IRIS is a radiological image viewer that uses Artifical Intelligence for quicker and more accurate medical image annotation

The Problem

Skilled experts must exercise meticulous precision when identifying anomalies in radiology images, making the task both time consuming and intricate. However, the evolution of AI enables training on extensive datasets of images, teaching itself to autonomously detect abnormalities. I was tasked with designing a new imaging tool for the market that integrates advanced AI capabilities, significantly enhancing the speed and efficiency of radiology annotators' tasks.

Starting Out

Due to the complex nature of imaging tools, we didn't want to get too caught up in the smaller details at the start, and instead aimed to create a strong Minimum Viable Product through a Lean UX and Agile approach. We started with an examination of competitor products to evaluate their best and worst features, both in-house and through consulting radiology professionals. This competitive analysis served as the foundation for IRIS, enabling us to identify the essential tools a medical image viewer should possess. With this groundwork established, our emphasis could then shift towards the integration of our AI technology.

When addressing the integration of AI, we encountered some considerations:

- Radiology platforms conventionally employ dark color schemes, a necessity rooted in the dim working environments of medical annotators focused on X-ray analysis. This posed a challenge for establishing hierarchy through colour schemes within the design. Consequently, we needed to thoughtfully devise alternative methods to effectively direct attention to crucial areas.

- Additionally, we would need to ensure that the product complied with the principles laid out by the Therapeutic Goods Administration, as TGA approval would be essential for the success of the product.

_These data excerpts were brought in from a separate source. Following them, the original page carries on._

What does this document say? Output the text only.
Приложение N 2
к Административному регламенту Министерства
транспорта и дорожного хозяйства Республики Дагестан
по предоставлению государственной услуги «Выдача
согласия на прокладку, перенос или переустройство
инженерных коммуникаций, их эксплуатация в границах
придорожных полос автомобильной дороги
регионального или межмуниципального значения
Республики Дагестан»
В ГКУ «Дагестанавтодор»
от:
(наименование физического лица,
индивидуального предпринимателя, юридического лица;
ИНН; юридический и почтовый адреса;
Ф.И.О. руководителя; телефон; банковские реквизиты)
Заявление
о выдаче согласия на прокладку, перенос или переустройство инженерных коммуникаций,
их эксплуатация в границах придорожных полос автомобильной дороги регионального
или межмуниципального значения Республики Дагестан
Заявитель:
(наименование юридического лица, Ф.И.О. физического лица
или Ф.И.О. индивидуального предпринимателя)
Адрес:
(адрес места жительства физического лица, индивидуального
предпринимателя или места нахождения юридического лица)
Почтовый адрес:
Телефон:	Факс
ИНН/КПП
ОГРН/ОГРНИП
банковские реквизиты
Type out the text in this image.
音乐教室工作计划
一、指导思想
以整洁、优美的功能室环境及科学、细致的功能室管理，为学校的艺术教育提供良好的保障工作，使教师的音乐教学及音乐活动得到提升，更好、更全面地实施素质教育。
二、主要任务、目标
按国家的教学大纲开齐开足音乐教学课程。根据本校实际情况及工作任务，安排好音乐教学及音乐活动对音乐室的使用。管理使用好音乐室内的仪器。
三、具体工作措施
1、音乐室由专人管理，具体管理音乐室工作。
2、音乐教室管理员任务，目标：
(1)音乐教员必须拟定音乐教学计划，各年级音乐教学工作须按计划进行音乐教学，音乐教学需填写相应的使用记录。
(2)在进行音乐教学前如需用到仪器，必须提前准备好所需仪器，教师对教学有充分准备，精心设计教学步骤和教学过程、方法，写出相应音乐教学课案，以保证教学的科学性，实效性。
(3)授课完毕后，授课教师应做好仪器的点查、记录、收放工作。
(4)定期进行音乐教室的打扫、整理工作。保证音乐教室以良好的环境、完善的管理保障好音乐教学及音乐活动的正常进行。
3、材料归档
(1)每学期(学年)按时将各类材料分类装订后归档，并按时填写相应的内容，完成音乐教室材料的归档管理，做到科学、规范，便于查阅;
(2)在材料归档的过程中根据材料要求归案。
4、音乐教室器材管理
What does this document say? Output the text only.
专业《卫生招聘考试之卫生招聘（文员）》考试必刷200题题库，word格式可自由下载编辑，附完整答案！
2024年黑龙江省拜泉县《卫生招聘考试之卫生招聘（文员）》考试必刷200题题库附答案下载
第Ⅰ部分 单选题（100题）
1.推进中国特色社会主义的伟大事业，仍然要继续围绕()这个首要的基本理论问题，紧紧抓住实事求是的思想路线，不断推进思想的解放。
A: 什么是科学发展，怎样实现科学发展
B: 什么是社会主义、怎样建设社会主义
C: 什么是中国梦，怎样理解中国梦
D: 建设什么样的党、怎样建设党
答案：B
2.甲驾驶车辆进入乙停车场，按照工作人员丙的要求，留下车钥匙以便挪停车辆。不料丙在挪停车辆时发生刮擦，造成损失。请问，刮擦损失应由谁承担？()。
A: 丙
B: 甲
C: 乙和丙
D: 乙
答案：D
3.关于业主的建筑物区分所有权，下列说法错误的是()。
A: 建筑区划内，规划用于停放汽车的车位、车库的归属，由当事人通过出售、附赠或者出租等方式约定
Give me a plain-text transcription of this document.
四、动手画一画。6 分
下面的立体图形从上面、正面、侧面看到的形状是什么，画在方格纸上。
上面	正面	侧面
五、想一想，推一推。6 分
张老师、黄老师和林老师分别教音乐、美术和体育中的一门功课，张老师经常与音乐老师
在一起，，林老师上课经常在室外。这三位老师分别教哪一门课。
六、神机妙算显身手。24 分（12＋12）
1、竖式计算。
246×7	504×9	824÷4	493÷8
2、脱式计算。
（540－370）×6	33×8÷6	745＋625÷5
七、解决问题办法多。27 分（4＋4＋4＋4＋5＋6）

We collated our research to find what features were essential for the MVP.

Adding The AI

Next we had to consider how to add the AI Layers. We would need to integrate a system for switching the layers on and off, giving easy access to the user in a hierarchical way. In addition to this, we needed to think about how best to display quantitative data relating to each brain segment, this would include metrics such as size and volume.

Using low-fidelity wireframes, I created mockups for the app featuring a variety of options for layer configurations. We used these to help identify the optimal solution, drawing inspiration from the layering systems found in image-editing tools like Adobe Photoshop and Illustrator. During user testing, we found that some users were familiar with segmentation tools typically located in a right-hand sidebar. Recognising this familiarity, we integrated the storage of AI layers alongside segmentation options within the same sidebar. This complemented the layering system, resulting in a more intuitive interface.

Testing different options for the layers helped us understand what worked best.

Wrapping Things Up

The goal for this product was to produce a suitable MVP that we could use to pitch to investors, as well as a large national radiology network to gain the financial backing to develop a more polished version of IRIS and push it to market. We were successful in both of these.

Employing a Lean UX and Agile methodology, we quickly navigated through the product design and development by organising multiple two-week sprints. This process, as well as the foundation we built through competitor research, prevented us from getting too caught up on the smaller details, instead enabling us to focus on the more important aspects. The outcome was a high-quality product, ready for further refinement through extensive user testing.

Using the AI segmentation feature to highlight the ventricle area of the brain.